Weaviate
Weaviate is a cloud-native, open-source vector database with built-in support for hybrid search and multi-tenancy. synaptic-rag (with feature weaviate) implements the [VectorStore] trait using the Weaviate v1 REST API.
Setup
[dependencies]
synaptic = { version = "0.4", features = ["weaviate"] }
Run a local Weaviate instance with Docker:
docker run -d -p 8080:8080 -p 50051:50051 cr.weaviate.io/semitechnologies/weaviate:latest
Or use Weaviate Cloud Services.
Configuration
use synaptic::weaviate::{WeaviateVectorStore, WeaviateConfig};
// Local Weaviate
let config = WeaviateConfig::new("http", "localhost:8080", "Documents");
// Weaviate Cloud Services (WCS) with API key
let config = WeaviateConfig::new("https", "my-cluster.weaviate.network", "Documents")
.with_api_key("wcs-secret-key");
let store = WeaviateVectorStore::new(config);
// Create class schema (idempotent — safe to call multiple times)

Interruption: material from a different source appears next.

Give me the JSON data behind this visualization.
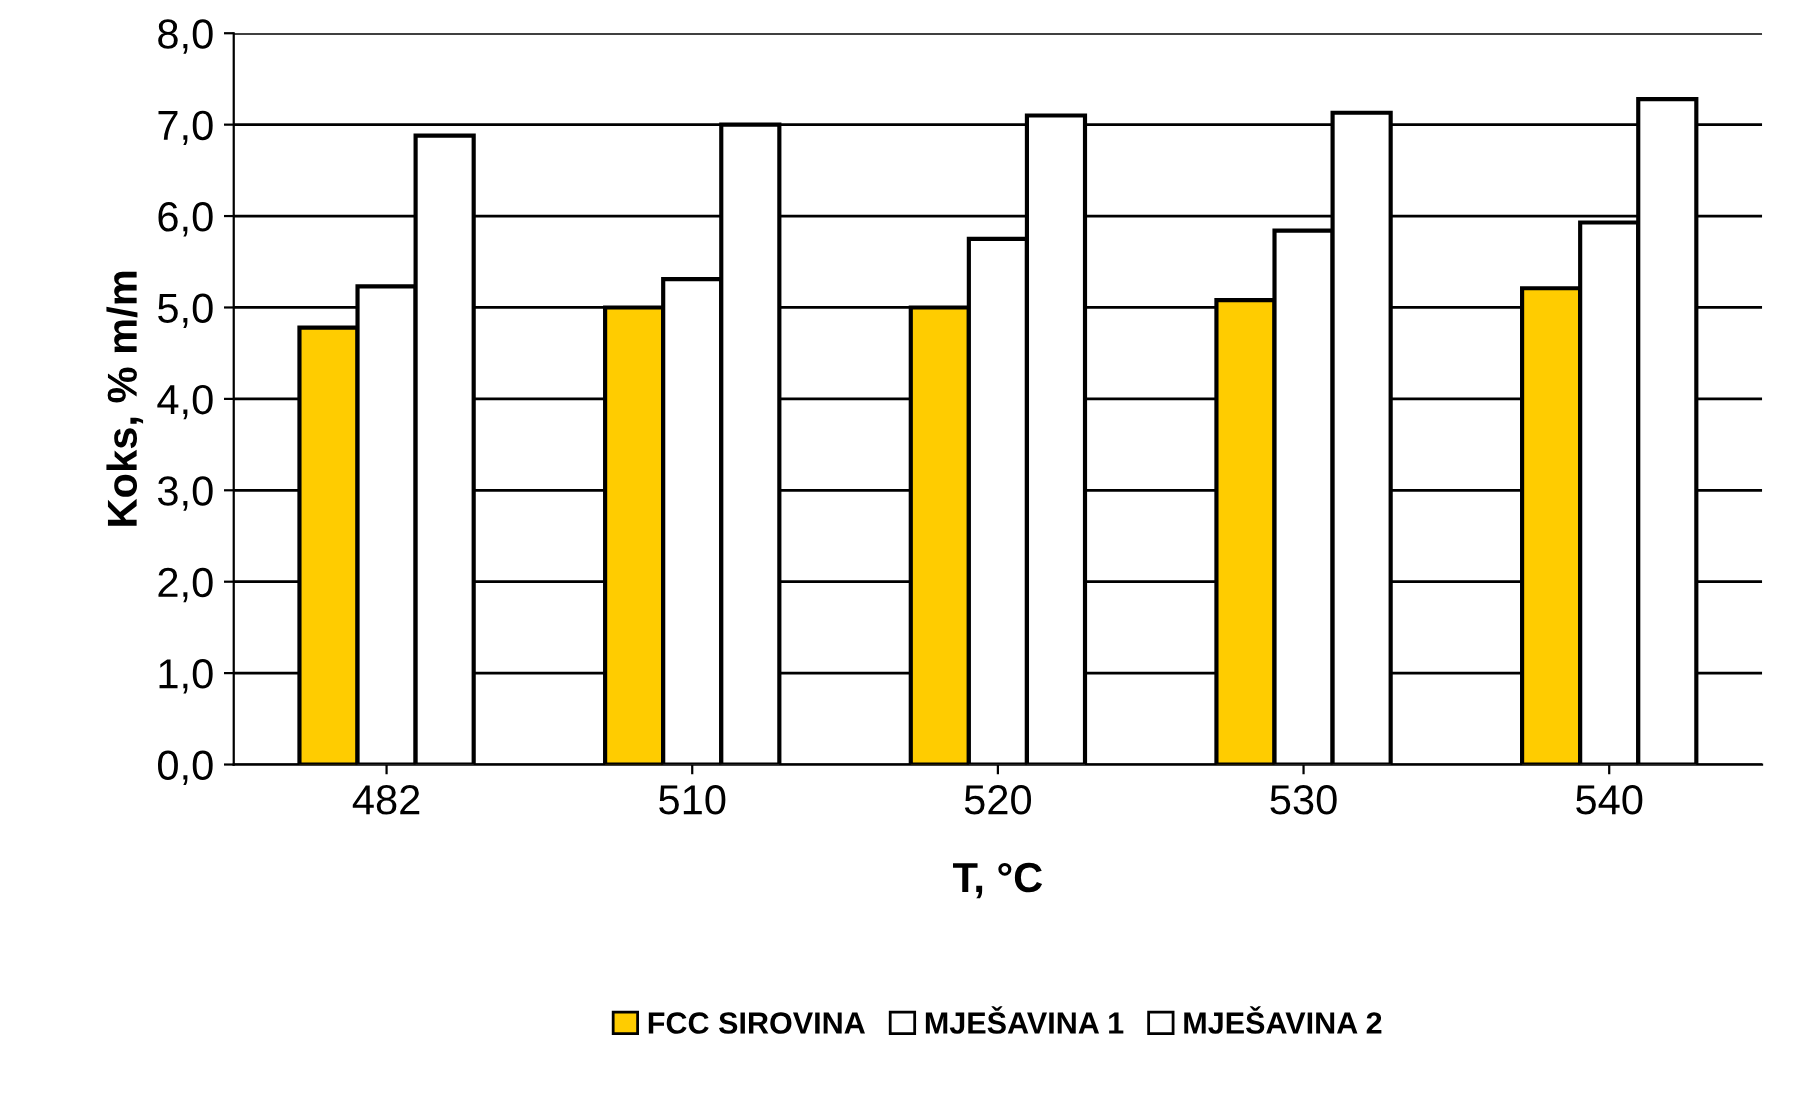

store.initialize().await?;
Configuration reference
| Field | Type | Default | Description |
|---|---|---|---|
scheme | String | required | "http" or "https" |
host | String | required | Host and port (e.g. localhost:8080) |
class_name | String | required | Weaviate class name (must start with uppercase) |
api_key | Option<String> | None | API key for WCS authentication |
Adding documents
use synaptic::weaviate::{WeaviateVectorStore, WeaviateConfig};
use synaptic::core::Document;
use synaptic::openai::OpenAiEmbeddings;
use std::sync::Arc;
let config = WeaviateConfig::new("http", "localhost:8080", "Articles");
let store = WeaviateVectorStore::new(config);
store.initialize().await?;
let embeddings = Arc::new(OpenAiEmbeddings::new(/* config */));
let docs = vec![
Document::new("1", "Rust is a systems programming language."),
Document::new("2", "Weaviate is a vector database."),
Document::new("3", "Synaptic is a Rust agent framework."),
];
let ids = store.add_documents(docs, embeddings.as_ref()).await?;
println!("Added {} documents", ids.len());
Similarity search
use synaptic::core::VectorStore;
let results = store.similarity_search("systems programming", 3, embeddings.as_ref()).await?;
for doc in results {
println!("[{}] {}", doc.id, doc.content);
}
Deleting documents
store.delete(&["weaviate-uuid-1".to_string(), "weaviate-uuid-2".to_string()]).await?;
RAG pipeline
use synaptic::retrieval::VectorStoreRetriever;
use synaptic::core::Retriever;
use std::sync::Arc;
let store = Arc::new(WeaviateVectorStore::new(config));
let retriever = VectorStoreRetriever::new(store, embeddings, 4);
let docs = retriever.get_relevant_documents("Rust async programming").await?;
Error handling
use synaptic::core::SynapticError;
match store.similarity_search("query", 5, embeddings.as_ref()).await {
Ok(docs) => println!("Found {} results", docs.len()),
Err(SynapticError::VectorStore(msg)) => eprintln!("Weaviate error: {msg}"),
Err(e) => return Err(e.into()),
}
Class schema
initialize() creates the following Weaviate class if it does not exist:
{
"class": "Documents",
"vectorizer": "none",
"properties": [
{ "name": "content", "dataType": ["text"] },
{ "name": "docId", "dataType": ["text"] },
{ "name": "metadata", "dataType": ["text"] }
]
}
Vectors are provided by Synaptic (no Weaviate vectorizer module needed).